If she needs time to herself to think about things then he should give it to her. I think she should sit down with him and tell him straight up that she needs maybe a week with no contact from him (or whatever time she does need). If he really cares for her he should understand and do it and if he doesn't give it to her then that's just another jerky quality to add to his list. Granted, she'll have to explain it to him well. Saying something like that isn't easy and a lot of people won't do it correctly and it just comes off wrong.

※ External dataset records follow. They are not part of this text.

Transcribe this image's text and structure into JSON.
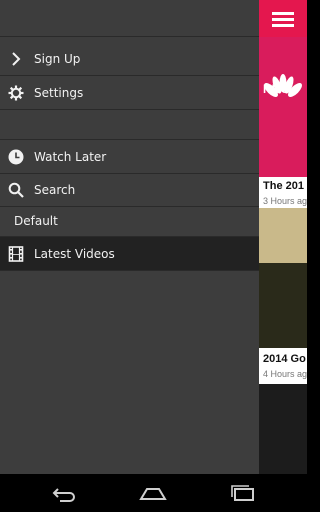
{
  "drawer": {
    "items": [
      {
        "label": "Sign Up",
        "icon": "chevron-right-icon"
      },
      {
        "label": "Settings",
        "icon": "gear-icon"
      },
      {
        "label": "Watch Later",
        "icon": "clock-icon"
      },
      {
        "label": "Search",
        "icon": "search-icon"
      }
    ],
    "section_label": "Default",
    "active_item": {
      "label": "Latest Videos",
      "icon": "film-icon"
    }
  },
  "content": {
    "logo_text": "NBC",
    "cards": [
      {
        "title": "The 201",
        "meta": "3 Hours ag"
      },
      {
        "title": "2014 Go",
        "meta": "4 Hours ag"
      }
    ]
  },
  "colors": {
    "drawer_bg": "#3d3d3d",
    "accent": "#e4174e"
  }
}
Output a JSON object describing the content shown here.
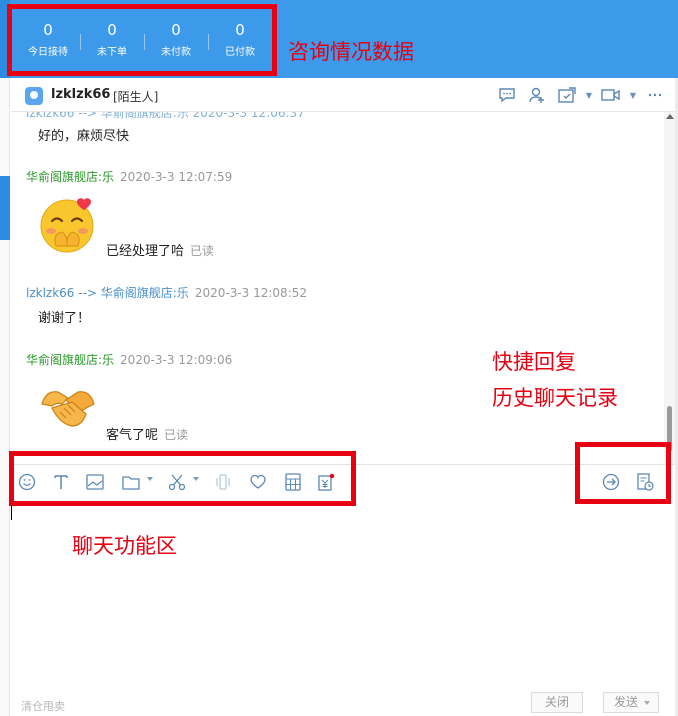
{
  "stats": [
    {
      "value": "0",
      "label": "今日接待"
    },
    {
      "value": "0",
      "label": "未下单"
    },
    {
      "value": "0",
      "label": "未付款"
    },
    {
      "value": "0",
      "label": "已付款"
    }
  ],
  "annotations": {
    "consult_data": "咨询情况数据",
    "quick_reply": "快捷回复",
    "history": "历史聊天记录",
    "chat_functions": "聊天功能区"
  },
  "contact": {
    "name": "lzklzk66",
    "tag": "[陌生人]"
  },
  "header_icons": [
    "chat-bubble-icon",
    "add-person-icon",
    "transfer-icon",
    "video-icon",
    "more-icon"
  ],
  "messages": {
    "m1_text": "好的，麻烦尽快",
    "m2_sender": "华俞阁旗舰店:乐",
    "m2_time": "2020-3-3 12:07:59",
    "m2_text": "已经处理了哈",
    "m2_status": "已读",
    "m3_sender": "lzklzk66 --> 华俞阁旗舰店:乐",
    "m3_time": "2020-3-3 12:08:52",
    "m3_text": "谢谢了！",
    "m4_sender": "华俞阁旗舰店:乐",
    "m4_time": "2020-3-3 12:09:06",
    "m4_text": "客气了呢",
    "m4_status": "已读"
  },
  "toolbar_icons": [
    "emoji-icon",
    "font-icon",
    "image-icon",
    "folder-icon",
    "scissors-icon",
    "vibrate-icon",
    "heart-icon",
    "calculator-icon",
    "coupon-icon",
    "quick-reply-icon",
    "history-icon"
  ],
  "footer": {
    "left_text": "清仓甩卖",
    "close_label": "关闭",
    "send_label": "发送"
  },
  "colors": {
    "topbar": "#3d99ea",
    "annotation_red": "#e60012",
    "seller_green": "#2a9a2a",
    "buyer_blue": "#4a90c8",
    "icon_blue": "#5b87b5"
  }
}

Overall it sounds like he's not respecting her feelings and as a result she's obviously not happy. Sure she cares about him but what's the point if in caring for him makes her so unhappy. I'm not sure how close you guys are and if you can say that she shouldn't talk to him. If not, maybe you could just bring it up more indirectly saying that you've noticed the past couple of weeks that she's been more and more unhappy, if she agrees (which she should) and then why she thinks that is. Hopefully that'd lead to the b/f and you can start leading the conversation to why she is with him right now if it's making her so unhappy.
Reply

Ali de Bold
Tell her to take all the time she needs on Jul 29, 2010 @ 06:49 pm

You are a good friend and I think it's great you are asking for advice to help you decide what to say to her. It's easy to have a gut reaction in a situation like this but there are many things to consider.

What she needs right now is time. She may decide she doesn't want to be with someone who could treat her that way or she may decide to laugh it off one day. I don't think I'd be able to laugh about that. For him to humiliate her about it hours later after the initial discomfort has passed is very concerning. If he really wanted to "enjoy the moment" he could have said so in a much kinder way. Then, when she brought it up later, he could have told her how he felt without making fun of her about it. That's the part that really bothers me. There was no need for him to mock her about it. That's what a jerk would do. Who wants to be with someone like that?